The outside of your car’s windows are subject to harsh environmental elements including:
- Stone chips
- Road debris
- Bird droppings
- Snow and ice
The benefits of heated windows
While you can’t prevent environmental elements from occurring, snow and ice can be combatted by heating the windows. Air blowing on the inside of the glass can be effective if the air is already warm, but it can take quite a while to heat up in freezing temperatures. Often, you won’t want to wait that long to begin driving.
Even if the temperature outside is above the freezing point, the inside of the windows can fog up from moist, humid weather conditions. Foggy windows obstruct your vision much like ice and snow on the windows can, making it unsafe to drive.
Nearly all back windows on cars and SUVs are equipped with heated windows, and some trucks are as well. The grid on the rear window is known as a rear window defogger. It is a thin electrical element that power runs through. The resistance in the element causes it to heat up, which warms the glass. The heat melts a small amount of ice and snow, and clears the fogginess from the rear window.

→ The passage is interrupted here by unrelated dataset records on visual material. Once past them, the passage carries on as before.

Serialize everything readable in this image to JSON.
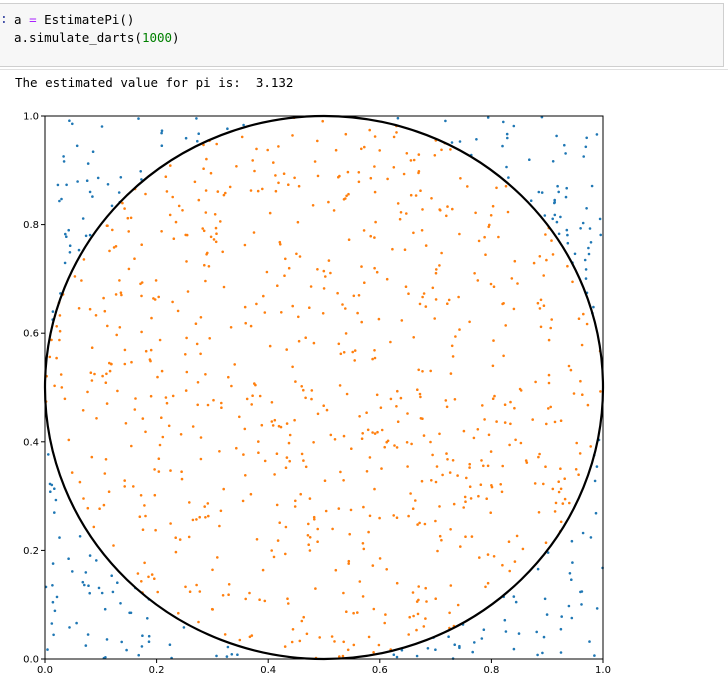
{
  "cell": {
    "prompt": ":",
    "line1_a": "a ",
    "line1_eq": "=",
    "line1_b": " EstimatePi()",
    "line2_a": "a.simulate_darts(",
    "line2_num": "1000",
    "line2_b": ")"
  },
  "output": {
    "text": "The estimated value for pi is:  3.132"
  },
  "chart_data": {
    "type": "scatter",
    "title": "",
    "xlabel": "",
    "ylabel": "",
    "xlim": [
      0,
      1
    ],
    "ylim": [
      0,
      1
    ],
    "x_ticks": [
      "0.0",
      "0.2",
      "0.4",
      "0.6",
      "0.8",
      "1.0"
    ],
    "y_ticks": [
      "0.0",
      "0.2",
      "0.4",
      "0.6",
      "0.8",
      "1.0"
    ],
    "circle": {
      "center": [
        0.5,
        0.5
      ],
      "radius": 0.5,
      "color": "#000000"
    },
    "n_darts": 1000,
    "estimate": 3.132,
    "series": [
      {
        "role": "outside-circle",
        "color": "#1f77b4"
      },
      {
        "role": "inside-circle",
        "color": "#ff7f0e"
      }
    ]
  }
}
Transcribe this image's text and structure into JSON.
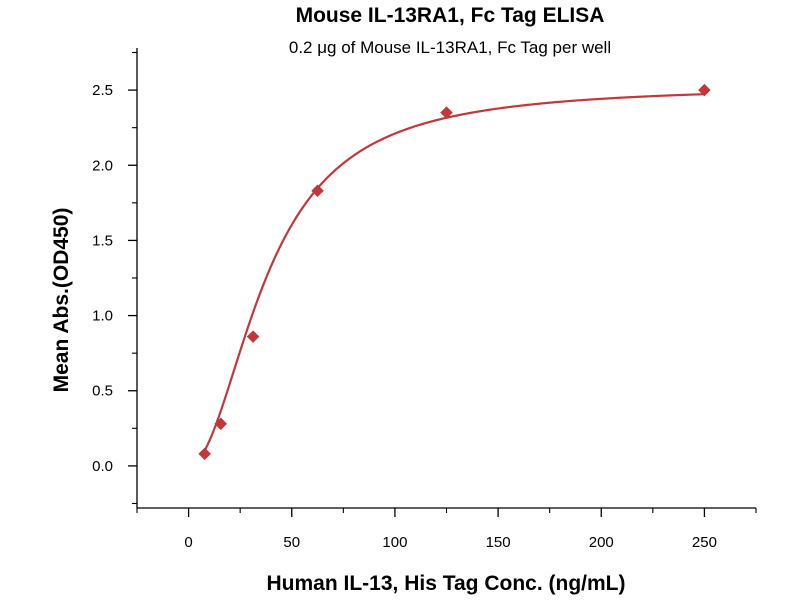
{
  "chart_data": {
    "type": "scatter",
    "title": "Mouse IL-13RA1, Fc Tag ELISA",
    "subtitle": "0.2 μg of Mouse IL-13RA1, Fc Tag per well",
    "xlabel": "Human IL-13, His Tag Conc. (ng/mL)",
    "ylabel": "Mean Abs.(OD450)",
    "xlim": [
      -25,
      275
    ],
    "ylim": [
      -0.28,
      2.78
    ],
    "x_ticks": [
      0,
      50,
      100,
      150,
      200,
      250
    ],
    "x_tick_labels": [
      "0",
      "50",
      "100",
      "150",
      "200",
      "250"
    ],
    "y_ticks": [
      0.0,
      0.5,
      1.0,
      1.5,
      2.0,
      2.5
    ],
    "y_tick_labels": [
      "0.0",
      "0.5",
      "1.0",
      "1.5",
      "2.0",
      "2.5"
    ],
    "grid": false,
    "legend": "none",
    "series": [
      {
        "x": [
          7.8,
          15.6,
          31.25,
          62.5,
          125,
          250
        ],
        "y": [
          0.08,
          0.28,
          0.86,
          1.83,
          2.35,
          2.5
        ],
        "marker": "diamond",
        "fit": "four-parameter logistic curve"
      }
    ],
    "colors": {
      "series": "#c0383a",
      "axis": "#000000"
    }
  }
}
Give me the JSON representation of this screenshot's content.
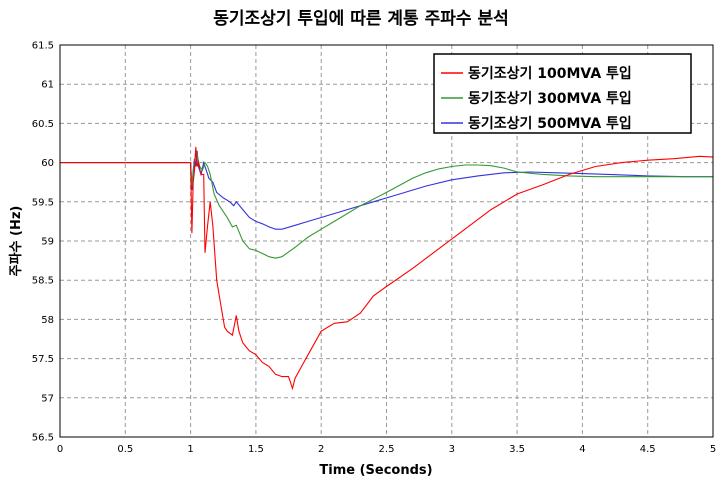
{
  "chart_data": {
    "type": "line",
    "title": "동기조상기 투입에 따른 계통 주파수 분석",
    "xlabel": "Time (Seconds)",
    "ylabel": "주파수 (Hz)",
    "xlim": [
      0,
      5
    ],
    "ylim": [
      56.5,
      61.5
    ],
    "xticks": [
      "0",
      "0.5",
      "1",
      "1.5",
      "2",
      "2.5",
      "3",
      "3.5",
      "4",
      "4.5",
      "5"
    ],
    "yticks": [
      "61.5",
      "61",
      "60.5",
      "60",
      "59.5",
      "59",
      "58.5",
      "58",
      "57.5",
      "57",
      "56.5"
    ],
    "grid": true,
    "legend_position": "top-right",
    "series": [
      {
        "name": "동기조상기 100MVA 투입",
        "color": "#ff0000",
        "x": [
          0,
          1.0,
          1.01,
          1.02,
          1.03,
          1.04,
          1.05,
          1.06,
          1.08,
          1.1,
          1.11,
          1.13,
          1.15,
          1.17,
          1.2,
          1.23,
          1.26,
          1.28,
          1.32,
          1.35,
          1.37,
          1.4,
          1.45,
          1.5,
          1.55,
          1.6,
          1.65,
          1.7,
          1.75,
          1.78,
          1.8,
          1.85,
          1.9,
          2.0,
          2.1,
          2.2,
          2.3,
          2.4,
          2.5,
          2.7,
          2.9,
          3.1,
          3.3,
          3.5,
          3.7,
          3.9,
          4.1,
          4.3,
          4.5,
          4.7,
          4.9,
          5.0
        ],
        "y": [
          60.0,
          60.0,
          59.1,
          59.75,
          59.9,
          60.2,
          59.95,
          60.0,
          59.85,
          59.85,
          58.85,
          59.2,
          59.5,
          59.2,
          58.5,
          58.2,
          57.9,
          57.85,
          57.8,
          58.05,
          57.85,
          57.7,
          57.6,
          57.55,
          57.45,
          57.4,
          57.3,
          57.27,
          57.27,
          57.12,
          57.25,
          57.4,
          57.55,
          57.85,
          57.95,
          57.97,
          58.08,
          58.3,
          58.42,
          58.65,
          58.9,
          59.15,
          59.4,
          59.6,
          59.72,
          59.85,
          59.95,
          60.0,
          60.03,
          60.05,
          60.08,
          60.07
        ]
      },
      {
        "name": "동기조상기 300MVA 투입",
        "color": "#339933",
        "x": [
          0,
          1.0,
          1.01,
          1.02,
          1.03,
          1.04,
          1.05,
          1.07,
          1.09,
          1.11,
          1.13,
          1.15,
          1.18,
          1.22,
          1.28,
          1.32,
          1.35,
          1.4,
          1.45,
          1.5,
          1.55,
          1.6,
          1.65,
          1.7,
          1.8,
          1.9,
          2.0,
          2.1,
          2.3,
          2.5,
          2.7,
          2.8,
          2.9,
          3.0,
          3.1,
          3.2,
          3.3,
          3.4,
          3.5,
          3.7,
          3.9,
          4.1,
          4.3,
          4.5,
          4.7,
          4.9,
          5.0
        ],
        "y": [
          60.0,
          60.0,
          59.7,
          59.85,
          60.0,
          60.15,
          60.1,
          59.95,
          59.9,
          60.0,
          59.95,
          59.85,
          59.6,
          59.45,
          59.3,
          59.18,
          59.2,
          59.0,
          58.9,
          58.88,
          58.84,
          58.8,
          58.78,
          58.8,
          58.92,
          59.05,
          59.15,
          59.25,
          59.45,
          59.62,
          59.8,
          59.87,
          59.92,
          59.95,
          59.97,
          59.97,
          59.96,
          59.93,
          59.88,
          59.85,
          59.83,
          59.82,
          59.82,
          59.82,
          59.82,
          59.82,
          59.82
        ]
      },
      {
        "name": "동기조상기 500MVA 투입",
        "color": "#3333dd",
        "x": [
          0,
          1.0,
          1.01,
          1.02,
          1.03,
          1.04,
          1.05,
          1.06,
          1.08,
          1.1,
          1.12,
          1.14,
          1.17,
          1.2,
          1.25,
          1.3,
          1.33,
          1.35,
          1.4,
          1.45,
          1.5,
          1.55,
          1.6,
          1.65,
          1.7,
          1.8,
          1.9,
          2.0,
          2.2,
          2.4,
          2.6,
          2.8,
          3.0,
          3.2,
          3.4,
          3.6,
          3.8,
          4.0,
          4.2,
          4.5,
          4.8,
          5.0
        ],
        "y": [
          60.0,
          60.0,
          59.65,
          59.9,
          60.05,
          59.95,
          60.15,
          59.95,
          59.85,
          60.0,
          59.9,
          59.8,
          59.75,
          59.62,
          59.55,
          59.5,
          59.45,
          59.5,
          59.4,
          59.3,
          59.25,
          59.22,
          59.18,
          59.15,
          59.15,
          59.2,
          59.25,
          59.3,
          59.4,
          59.5,
          59.6,
          59.7,
          59.78,
          59.83,
          59.87,
          59.88,
          59.87,
          59.86,
          59.85,
          59.83,
          59.82,
          59.82
        ]
      }
    ]
  }
}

Immovable side windows and power mirrors on some vehicles, as well as a select few windshields, are now equipped with an electrical grid of the same nature. While rear window defogger grids are usually visible as long horizontal lines on the glass, the side windows, windshield, and power mirrors use a very fine element that is barely visible at all, even on close inspection.
How heated windows work
Heated windows operate on a button or switch, and utilize a timer to turn the heat off after a certain period. Typically, it is between 10 and 15 minutes of operation.
The rear defogger will stop working if the grid is broken and is the most common problem for rear window defogger grids. If the rear window defogger has an electrical contact come off or a defogger line is scratched through, there will not be electrical continuity to heat the rear window. The grid can be repaired and electrical contacts can sometimes be re-secured.